Florida has it rough. The Sunshine State is constantly being mocked for crazy criminals, silly politicians and an over abundance of old people. Now, according to a study, it’s being dubbed a pretty crappy place for people working in STEM fields.
Of 100 studies looked at by analysts for WalletHub, three Florida cities rank in the bottom five for the overall benefit to workers in science, technology, engineering or math.
Miami comes in dead last on the list with North Port at 98 and Daytona Beach at 95. Perhaps these waterfront cities are just too focused on the hospitality industry.
Palm Bay has the fifth lowest employment growth in STEM industries. Tampa and Orlando are not doing so well at educating high school students in STEM subjects. Both cities are ranked in the bottom five of the STEM high schools index.
North Port has the lowest annual median wage growth for employees in those industries and Miami is ranked in the bottom five for housing affordability for STEM professionals.
This is bad news for Florida Governor Rick Scott who frequently touts those industries as being key economic drivers in the state. STEM jobs are often seen as some of the most quality in terms of high-paying careers. Florida’s job growth is often criticized for growing in low-wage jobs.
The study looked at how many STEM are available per person, the average STEM wage and the projected number of STEM jobs in the future.

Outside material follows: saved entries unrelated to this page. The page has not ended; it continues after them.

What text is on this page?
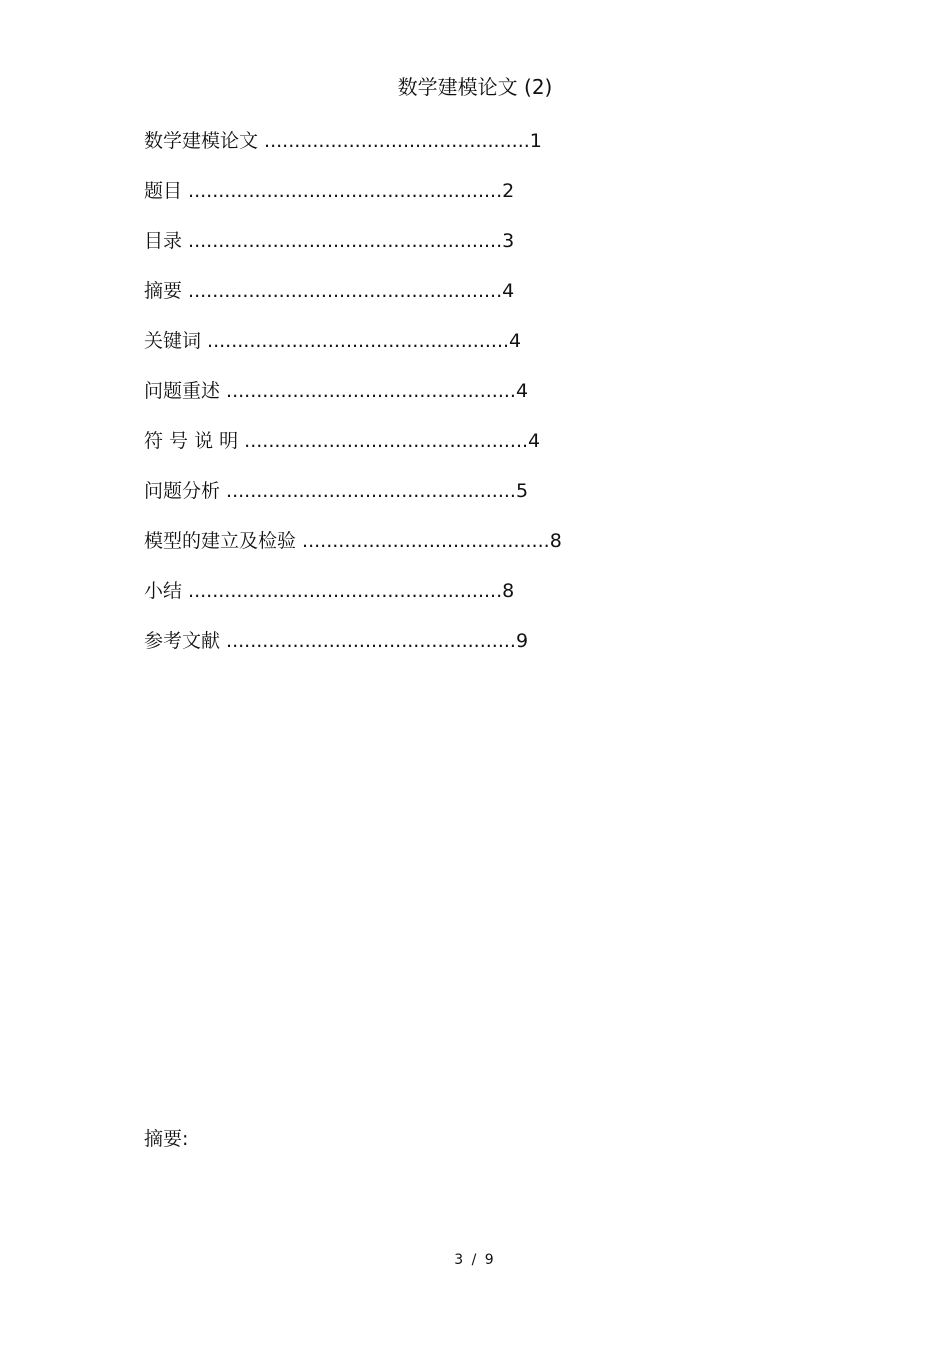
数学建模论文 (2)
数学建模论文 ............................................1
题目 ....................................................2
目录 ....................................................3
摘要 ....................................................4
关键词 ..................................................4
问题重述 ................................................4
符 号 说 明 ...............................................4
问题分析 ................................................5
模型的建立及检验 .........................................8
小结 ....................................................8
参考文献 ................................................9
摘要:
3 / 9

“Given such high demand, STEM careers are currently some of the most lucrative in the country, earning higher salaries and facing lower threats of unemployment compared with non-STEM workers,” the study points out.
According to the Bureau of Labor Statistics, the average salary for STEM careers in 2013 was just shy of $80,000 – 71 percent higher than the national median salary for all jobs.
Governor Scott’s man crush, Texas Governor Rick Perry, is kicking STEM butt. Houston and Texas take the top two spots on the WalletHub list.